Antes da inundação, o governo de Viktor Orbán tomou a controversa decisão de construir uma vedação em arame farpado, o que evitou um problema maior, pois agora, em vez de irem a corta-mato por todo o lado, os refugiados passam apenas por meia de dúzia de pontos fáceis de policiar. A Hungria foi acusada de erguer um muro que mantinha os refugiados fora do país, mas esse muro é uma simples vedação de arame farpado que dificulta o trabalho dos traficantes. A decisão permitiu controlar a fronteira e gerir minimamente a calamidade: todos entram por sítios específicos, como Roszke, neste caso a pé pela linha férrea. O fim da entrada a salto significa que, em princípio, todos podem ser registados.

Cada país europeu tem a sua própria política de imigração e muitos recusam a ideia de quotas permanentes, ou seja, não querem ceder soberania. A Alemanha precisa de mão-de-obra, mas não pode receber toda a gente. Os ‘países de leste’, mais pobres, aceitam refugiados, mas recusam imigrantes de que não necessitam para as suas economias.

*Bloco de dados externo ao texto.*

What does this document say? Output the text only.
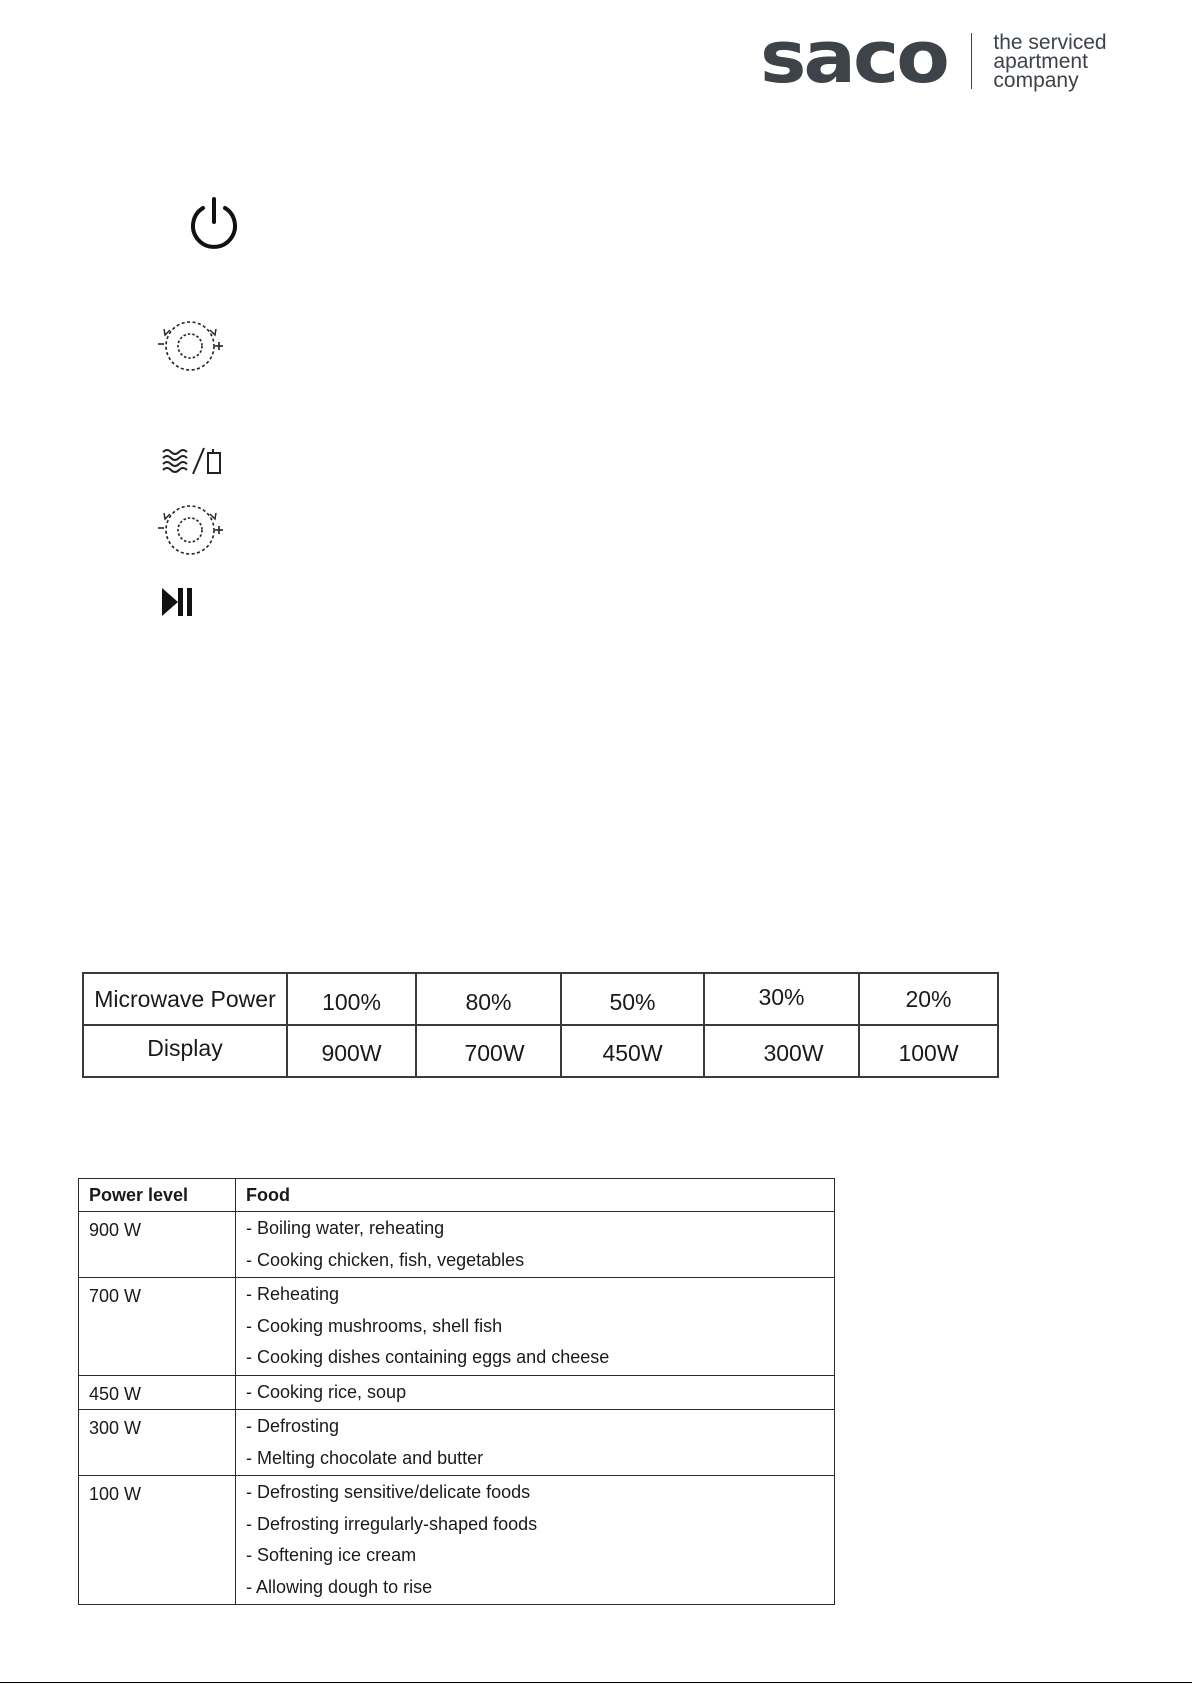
saco the serviced
apartment
company
Microwave Power	100%	80%	50%	30%	20%
Display	900W	700W	450W	300W	100W
Power level	Food
900 W	- Boiling water, reheating
- Cooking chicken, fish, vegetables

700 W	- Reheating
- Cooking mushrooms, shell fish
- Cooking dishes containing eggs and cheese

450 W	- Cooking rice, soup

300 W	- Defrosting
- Melting chocolate and butter

100 W	- Defrosting sensitive/delicate foods
- Defrosting irregularly-shaped foods
- Softening ice cream
- Allowing dough to rise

Ninguém sabe como se pode conter este rio. Na Hungria, a crise está em todas as conversas e é um dos temas da política interna. O Governo conservador de Orbán, apesar de ser muito criticado no estrangeiro, conseguiu a proeza de segurar a fronteira, assegurar a entrada de todos os refugiados e não permitir a travessia caótica do seu território. A oposição de esquerda defende o livre trânsito dos refugiados e a única figura à altura de Orbán, o ex-primeiro-ministro Ferenc Gyurcsany, agora líder de um pequeno partido de esquerda, já fez uma visita mediática à fronteira sul, passando para o lado sérvio, com sanções que poderá explorar politicamente. A oposição de extrema-direita parece ter cometido um erro político, ao exigir a recusa de todas as entradas, o que seria uma atitude desumana que poucos aqui aprovam.